Sabahın erken saatlerinde önce İstanbul Radyosu işgal edildi. “İhtilâl bildirisi”ni sabah 4.30 sularında, bir bölük asker nezaretinde zorla Ankara Radyosu’na giren Albay Alparslan Türkeş okudu. Bildiri şöyleydi: 

(( Sevgili Vatandaşlar, 

Bugün demokrasimizin içine düştüğü buhran ve son müessif hâdiseler dolayısiyle ve kardeş kavgasına meydan vermemek maksadıyla Türk Silahlı Kuvvetleri memleketin idaresini eline almıştır. Bu hareketle, silâhlı kuvvetlerimiz partileri içine düştükleri uzlaşmaz durumdan kurtarmak ve partiler üstü tarafsız bir idarenin nezaret ve hakemliği altında en kısa zamanda adil ve serbest seçimler yaptırarak idareyi hangi tarafa mensup olursa olsun seçimi kazananlara devir ve teslim etmek üzere girişmiş bulunmaktadır. Girişilmiş olan bu teşebbüs hiç bir şahsa veya zümreye karşı değildir. İdaremiz hiç kimse hakkında şahsiyete müteallik tecavüzkâr bir fiile teşebbüs etmeyeceği gibi, 
edilmesine de asla müsamaha etmeyecektir. Kim olursa olsun ve hangi partiye mensup bulunursa bulunsun her vatandaş kanunlar ve hukuk prensipleri esaslarına göre muamele görecektir. 

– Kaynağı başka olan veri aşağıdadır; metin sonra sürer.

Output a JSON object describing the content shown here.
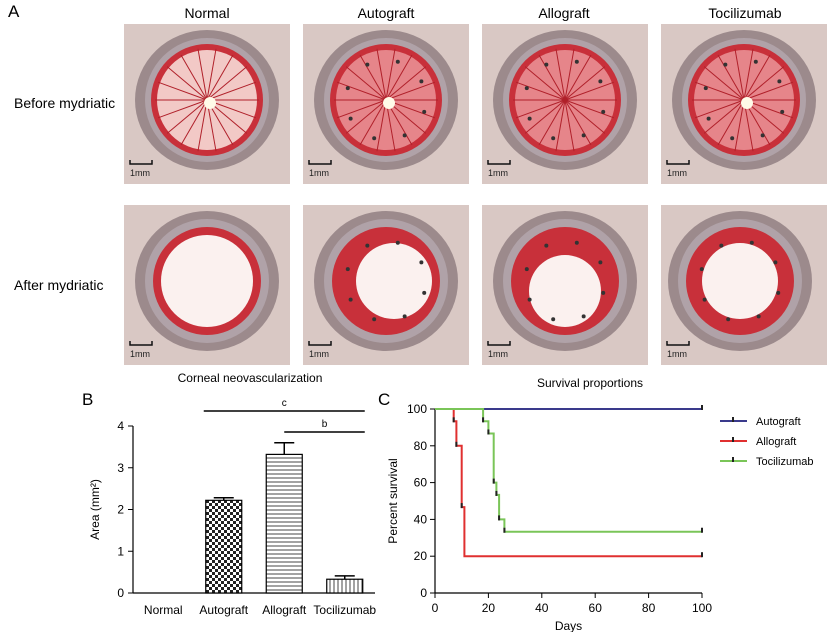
{
  "panel_a": {
    "letter": "A",
    "columns": [
      "Normal",
      "Autograft",
      "Allograft",
      "Tocilizumab"
    ],
    "rows": [
      "Before mydriatic",
      "After mydriatic"
    ],
    "scale_label": "1mm"
  },
  "chart_data": [
    {
      "letter": "B",
      "type": "bar",
      "title": "Corneal neovascularization",
      "ylabel": "Area (mm²)",
      "xlabel": "",
      "categories": [
        "Normal",
        "Autograft",
        "Allograft",
        "Tocilizumab"
      ],
      "values": [
        0,
        2.22,
        3.32,
        0.33
      ],
      "errors": [
        0,
        0.06,
        0.28,
        0.08
      ],
      "patterns": [
        "none",
        "checker",
        "horizontal-lines",
        "vertical-lines"
      ],
      "ylim": [
        0,
        4
      ],
      "yticks": [
        0,
        1,
        2,
        3,
        4
      ],
      "significance": [
        {
          "label": "c",
          "from": "Autograft",
          "to": "Tocilizumab"
        },
        {
          "label": "b",
          "from": "Allograft",
          "to": "Tocilizumab"
        }
      ],
      "grid": false
    },
    {
      "letter": "C",
      "type": "line",
      "subtype": "step",
      "title": "Survival proportions",
      "xlabel": "Days",
      "ylabel": "Percent survival",
      "xlim": [
        0,
        100
      ],
      "ylim": [
        0,
        100
      ],
      "xticks": [
        0,
        20,
        40,
        60,
        80,
        100
      ],
      "yticks": [
        0,
        20,
        40,
        60,
        80,
        100
      ],
      "legend_position": "right",
      "grid": false,
      "series": [
        {
          "name": "Autograft",
          "color": "#3a3a8c",
          "points": [
            [
              0,
              100
            ],
            [
              100,
              100
            ]
          ],
          "censored": [
            [
              100,
              100
            ]
          ]
        },
        {
          "name": "Allograft",
          "color": "#e03030",
          "points": [
            [
              0,
              100
            ],
            [
              7,
              100
            ],
            [
              7,
              93.3
            ],
            [
              8,
              93.3
            ],
            [
              8,
              80
            ],
            [
              10,
              80
            ],
            [
              10,
              46.7
            ],
            [
              11,
              46.7
            ],
            [
              11,
              20
            ],
            [
              100,
              20
            ]
          ],
          "censored": [
            [
              7,
              93.3
            ],
            [
              8,
              80
            ],
            [
              10,
              46.7
            ],
            [
              100,
              20
            ]
          ]
        },
        {
          "name": "Tocilizumab",
          "color": "#7ac558",
          "points": [
            [
              0,
              100
            ],
            [
              18,
              100
            ],
            [
              18,
              93.3
            ],
            [
              20,
              93.3
            ],
            [
              20,
              86.7
            ],
            [
              22,
              86.7
            ],
            [
              22,
              60
            ],
            [
              23,
              60
            ],
            [
              23,
              53.3
            ],
            [
              24,
              53.3
            ],
            [
              24,
              40
            ],
            [
              26,
              40
            ],
            [
              26,
              33.3
            ],
            [
              100,
              33.3
            ]
          ],
          "censored": [
            [
              18,
              93.3
            ],
            [
              20,
              86.7
            ],
            [
              22,
              60
            ],
            [
              23,
              53.3
            ],
            [
              24,
              40
            ],
            [
              26,
              33.3
            ],
            [
              100,
              33.3
            ]
          ]
        }
      ]
    }
  ]
}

Bütün vatandaşların partiler üstünde, aynı milletin, aynı soydan gelme evlâtları olduklarını hatırlayarak ve kin gütmeden birbirlerine karşı hürmetle ve anlayışla muamele etmeleri, ıstıraplarımızın dinmesi ve millî varlığımızın selâmeti için zaruri görülmektedir. 

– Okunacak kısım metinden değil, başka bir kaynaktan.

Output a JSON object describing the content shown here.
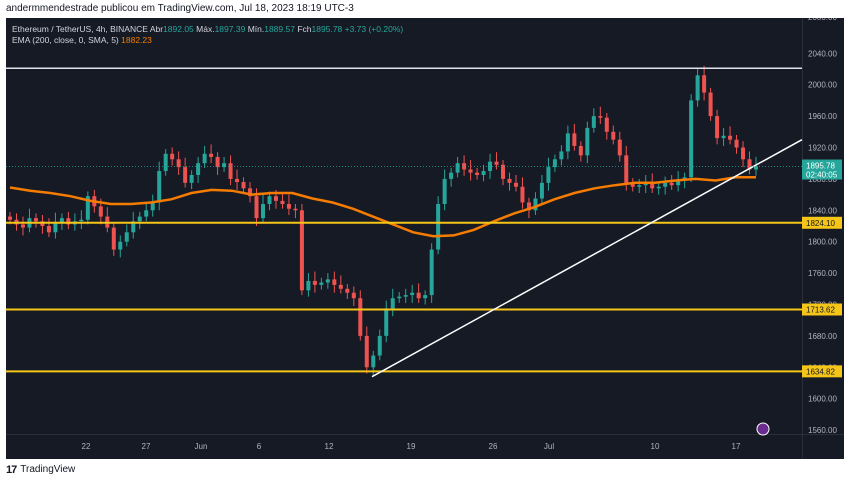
{
  "header": {
    "caption": "andermmendestrade publicou em TradingView.com, Jul 18, 2023 18:19 UTC-3"
  },
  "legend": {
    "symbol": "Ethereum / TetherUS, 4h, BINANCE",
    "open_label": "Abr",
    "open": "1892.05",
    "high_label": "Máx.",
    "high": "1897.39",
    "low_label": "Mín.",
    "low": "1889.57",
    "close_label": "Fch",
    "close": "1895.78",
    "change": "+3.73 (+0.20%)",
    "ema_label": "EMA (200, close, 0, SMA, 5)",
    "ema_value": "1882.23"
  },
  "footer": {
    "brand": "TradingView"
  },
  "colors": {
    "background": "#161a25",
    "up": "#26a69a",
    "down": "#ef5350",
    "ema": "#f57c00",
    "level": "#f5c518",
    "trendline": "#ffffff"
  },
  "chart_data": {
    "type": "line",
    "price_axis_ticks": [
      "2040.00",
      "2000.00",
      "1960.00",
      "1920.00",
      "1880.00",
      "1840.00",
      "1800.00",
      "1760.00",
      "1720.00",
      "1680.00",
      "1640.00",
      "1600.00",
      "1560.00"
    ],
    "price_axis_top_partial": "2080.00",
    "time_axis_ticks": [
      "22",
      "27",
      "Jun",
      "6",
      "12",
      "19",
      "26",
      "Jul",
      "10",
      "17"
    ],
    "ylim": [
      1555,
      2085
    ],
    "last_price": {
      "value": "1895.78",
      "countdown": "02:40:05"
    },
    "levels": [
      {
        "name": "resistance-top",
        "value": 2021,
        "label": ""
      },
      {
        "name": "support-1824",
        "value": 1824.1,
        "label": "1824.10"
      },
      {
        "name": "support-1713",
        "value": 1713.62,
        "label": "1713.62"
      },
      {
        "name": "support-1634",
        "value": 1634.82,
        "label": "1634.82"
      }
    ],
    "trendline": {
      "from": [
        "Jun 15",
        1628
      ],
      "to": [
        "Jul 20",
        1930
      ]
    },
    "series": [
      {
        "name": "Close",
        "values": [
          1828,
          1822,
          1818,
          1830,
          1826,
          1820,
          1812,
          1825,
          1830,
          1822,
          1826,
          1828,
          1858,
          1845,
          1832,
          1818,
          1790,
          1800,
          1812,
          1826,
          1832,
          1840,
          1850,
          1890,
          1912,
          1905,
          1895,
          1875,
          1885,
          1900,
          1912,
          1908,
          1895,
          1900,
          1880,
          1876,
          1868,
          1858,
          1830,
          1848,
          1858,
          1852,
          1848,
          1842,
          1840,
          1738,
          1750,
          1745,
          1748,
          1752,
          1745,
          1740,
          1735,
          1728,
          1680,
          1640,
          1655,
          1680,
          1715,
          1728,
          1730,
          1732,
          1735,
          1728,
          1732,
          1790,
          1848,
          1880,
          1888,
          1900,
          1892,
          1888,
          1885,
          1890,
          1902,
          1898,
          1880,
          1875,
          1870,
          1850,
          1840,
          1855,
          1875,
          1895,
          1905,
          1915,
          1938,
          1922,
          1910,
          1945,
          1960,
          1958,
          1940,
          1930,
          1910,
          1875,
          1870,
          1872,
          1875,
          1868,
          1870,
          1875,
          1872,
          1878,
          1882,
          1980,
          2012,
          1990,
          1960,
          1932,
          1935,
          1930,
          1920,
          1905,
          1892,
          1896
        ]
      },
      {
        "name": "EMA (200, close, 0, SMA, 5)",
        "values": [
          1869,
          1865,
          1862,
          1858,
          1852,
          1848,
          1848,
          1850,
          1854,
          1862,
          1866,
          1865,
          1860,
          1862,
          1862,
          1855,
          1850,
          1842,
          1832,
          1822,
          1812,
          1807,
          1808,
          1815,
          1826,
          1836,
          1844,
          1854,
          1862,
          1868,
          1872,
          1875,
          1875,
          1878,
          1880,
          1878,
          1882,
          1882
        ]
      }
    ]
  }
}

 < Cemal Gürsel darbe öncesinde hareketin başına geçmeyi kabul etmişse de, 3 Mayıs’ta görevinden ayrılarak son anda İzmir’e gitmiş ve bu durum ihtilâlci subayları endişelendirmişti. 
Ancak İzmir’deki ikinci ikna girişimi başarılı oldu ve Gürsel liderlik teklifine uyarak 27 Mayıs gününün öğle saatlerinde Ankara’ya geldi. >

Kabineye mensup şahsiyetlerin Türk silâhlı kuvvetlerine sığınmalarını rica ediyoruz. Şahsî emniyetleri kanun teminatı altındadır. 

Müttefiklerimize, komşularımıza ve bütün dünyaya hitap ediyoruz. Gayemiz Birleşmiş Milletler Anayasası’na ve insan hakları prensiplerine tamamen riayettir. Büyük Atatürk’ün “yurtta sulh, cihanda sulh” prensibi bayrağımızdır. Bütün ittifaklarımıza ve taahhütlerimize sadığız. NATO’ya ve CENTO’ya inanıyoruz ve bağlıyız. 

Tekrar Ediyoruz, düşüncelerimiz “yurtta sulh, cihanda sulh”dur. ))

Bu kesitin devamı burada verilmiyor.